= John Gilhooly =

Irish arts administrator

John Gilhooly, , OSI (born 15 August 1973, Castleconnell, County Limerick, Ireland) is a British and Irish arts administrator. He is currently artistic and executive director of Wigmore Hall.

==Education==
Gilhooly was educated at Lisnagry National School, Ardscoil Rís, Limerick. He read history and political science at University College Dublin, from which he graduated in 1994. He then studied singing as a tenor at the Dublin City College of Music and the Leinster School of Music, under the mentorship of Veronica Dunne.

==Career==
Gilhooly had worked on events and concerts at Harrogate International Centre and at the ExCel Centre in London's Docklands. In 2000, he became executive director of Wigmore Hall, with responsibility for general administration separate from its then-Artistic Director, William Lyne.

In 2005, Gilhooly became artistic director of Wigmore Hall in addition to the post of executive director, at age 32 he was then the youngest head of a classical concert venue worldwide. He has also chaired the biennial Wigmore Hall/Independent Opera International Song Competition and the Wigmore Hall String Quartet Competition. In June 2020, under Gilhooly's leadership, Wigmore Hall was the first UK classical music venue to present a live series of streamed chamber music concerts under quarantine conditions in the wake of the COVID-19 pandemic.
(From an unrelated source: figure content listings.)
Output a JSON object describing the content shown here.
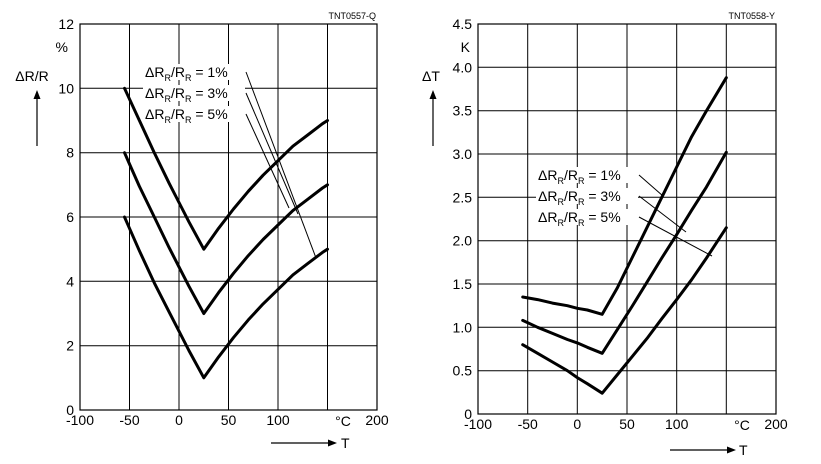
{
  "chart_data": [
    {
      "type": "line",
      "ref_code": "TNT0557-Q",
      "ylabel": "ΔR/R",
      "yunit": "%",
      "xlabel": "T",
      "xunit": "°C",
      "xlim": [
        -100,
        200
      ],
      "ylim": [
        0,
        12
      ],
      "xticks": [
        -100,
        -50,
        0,
        50,
        100,
        200
      ],
      "yticks": [
        0,
        2,
        4,
        6,
        8,
        10,
        12
      ],
      "grid": true,
      "legend": [
        {
          "prefix": "ΔR",
          "sub1": "R",
          "mid": "/R",
          "sub2": "R",
          "suffix": " = 1%"
        },
        {
          "prefix": "ΔR",
          "sub1": "R",
          "mid": "/R",
          "sub2": "R",
          "suffix": " = 3%"
        },
        {
          "prefix": "ΔR",
          "sub1": "R",
          "mid": "/R",
          "sub2": "R",
          "suffix": " = 5%"
        }
      ],
      "series": [
        {
          "name": "ΔR_R/R_R = 1%",
          "x": [
            -55,
            -40,
            -25,
            -10,
            0,
            10,
            25,
            40,
            55,
            70,
            85,
            100,
            115,
            130,
            145,
            150
          ],
          "y": [
            10.0,
            9.0,
            8.0,
            7.05,
            6.45,
            5.85,
            5.0,
            5.65,
            6.25,
            6.8,
            7.3,
            7.75,
            8.2,
            8.55,
            8.9,
            9.0
          ]
        },
        {
          "name": "ΔR_R/R_R = 3%",
          "x": [
            -55,
            -40,
            -25,
            -10,
            0,
            10,
            25,
            40,
            55,
            70,
            85,
            100,
            115,
            130,
            145,
            150
          ],
          "y": [
            8.0,
            6.95,
            6.0,
            5.05,
            4.45,
            3.85,
            3.0,
            3.65,
            4.25,
            4.8,
            5.3,
            5.75,
            6.2,
            6.55,
            6.9,
            7.0
          ]
        },
        {
          "name": "ΔR_R/R_R = 5%",
          "x": [
            -55,
            -40,
            -25,
            -10,
            0,
            10,
            25,
            40,
            55,
            70,
            85,
            100,
            115,
            130,
            145,
            150
          ],
          "y": [
            6.0,
            4.95,
            3.95,
            3.05,
            2.45,
            1.85,
            1.0,
            1.65,
            2.25,
            2.8,
            3.3,
            3.75,
            4.2,
            4.55,
            4.9,
            5.0
          ]
        }
      ]
    },
    {
      "type": "line",
      "ref_code": "TNT0558-Y",
      "ylabel": "ΔT",
      "yunit": "K",
      "xlabel": "T",
      "xunit": "°C",
      "xlim": [
        -100,
        200
      ],
      "ylim": [
        0,
        4.5
      ],
      "xticks": [
        -100,
        -50,
        0,
        50,
        100,
        200
      ],
      "yticks": [
        "0",
        "0.5",
        "1.0",
        "1.5",
        "2.0",
        "2.5",
        "3.0",
        "3.5",
        "4.0",
        "4.5"
      ],
      "grid": true,
      "legend": [
        {
          "prefix": "ΔR",
          "sub1": "R",
          "mid": "/R",
          "sub2": "R",
          "suffix": " = 1%"
        },
        {
          "prefix": "ΔR",
          "sub1": "R",
          "mid": "/R",
          "sub2": "R",
          "suffix": " = 3%"
        },
        {
          "prefix": "ΔR",
          "sub1": "R",
          "mid": "/R",
          "sub2": "R",
          "suffix": " = 5%"
        }
      ],
      "series": [
        {
          "name": "ΔR_R/R_R = 1%",
          "x": [
            -55,
            -40,
            -25,
            -10,
            0,
            10,
            25,
            40,
            55,
            70,
            85,
            100,
            115,
            130,
            150
          ],
          "y": [
            1.35,
            1.32,
            1.28,
            1.25,
            1.22,
            1.2,
            1.15,
            1.45,
            1.8,
            2.15,
            2.5,
            2.85,
            3.2,
            3.5,
            3.88
          ]
        },
        {
          "name": "ΔR_R/R_R = 3%",
          "x": [
            -55,
            -40,
            -25,
            -10,
            0,
            10,
            25,
            40,
            55,
            70,
            85,
            100,
            115,
            130,
            150
          ],
          "y": [
            1.08,
            1.0,
            0.93,
            0.86,
            0.82,
            0.77,
            0.7,
            0.97,
            1.24,
            1.52,
            1.8,
            2.07,
            2.35,
            2.62,
            3.02
          ]
        },
        {
          "name": "ΔR_R/R_R = 5%",
          "x": [
            -55,
            -40,
            -25,
            -10,
            0,
            10,
            25,
            40,
            55,
            70,
            85,
            100,
            115,
            130,
            150
          ],
          "y": [
            0.8,
            0.7,
            0.6,
            0.5,
            0.42,
            0.35,
            0.24,
            0.45,
            0.66,
            0.87,
            1.1,
            1.32,
            1.55,
            1.8,
            2.15
          ]
        }
      ]
    }
  ]
}
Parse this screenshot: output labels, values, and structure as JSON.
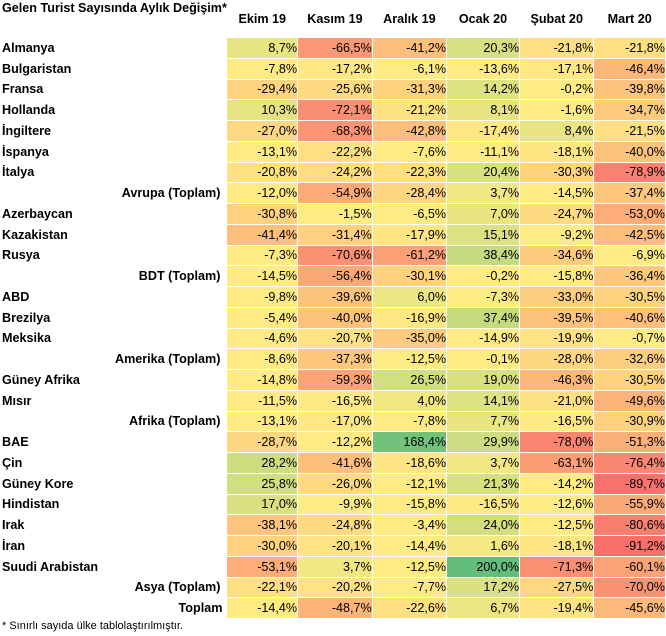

Gilhooly became chairman of the Royal Philharmonic Society in 2010. Gilhooly is also a frequent juror in international competitions, and chaired the BBC Cardiff Singer of The World Song Competition in June 2019. He undertakes a variety of voluntary work in music and the arts and is associated with numerous arts charities. He has served as Chairman of Mahogany Opera Group and holds a number of Honorary Patronages, including Leeds Lieder, The Chopin Society, Irish Heritage and the CAVATINA Chamber Music Trust. He is Patron of the Ina Boyle Society.

He was also Patron of the refurbishment of Corpus Christi Roman Catholic Church, Covent Garden. He is a trustee of the International Musicians’ Seminar, Cornwall, a trustee of The Susan Chilcott Scholarship and an advisor to London Music Masters. He is Patron of Wimbledon Music Festival and a freeman of the Worshipful Company of Musicians. He has held advisory roles with Cheltenham Music Festival and the Dartington Trust. He is a former director of the British Association of Concert Halls.

==Awards and honours==
Gilhooly was appointed Officer of the Order of the British Empire (OBE) in 2013 and Commander of the Order of the British Empire (CBE) in the 2022 New Year Honours for services to music.

He has also been awarded the Star of Italy, the German Order of Merit and the Austrian Cross of Honour, and is a Knight in the Order of the White Rose of Finland. He has been granted honorary fellowships of the Royal Academy of Music, the Guildhall School and the Royal Irish Academy of Music, and honorary membership of the Royal College of Music.

In April 2019, the Heidelberger Frühling festival awarded Gilhooly its Heidelberger Frühling Music Award.

In 2016, The Sunday Times listed Gilhooly as one of the 500 most influential people in Britain, specifically as "one of the most influential figures in British arts administration." He has also received the Cobbett Medal for services to Chamber Music from the Worshipful Company of Musicians. He has been listed in The Evening Standards "London's most influential" list.

In 2021, the Association of British Orchestras (ABO) named Gilhooly its Concert Hall Manager of the Year.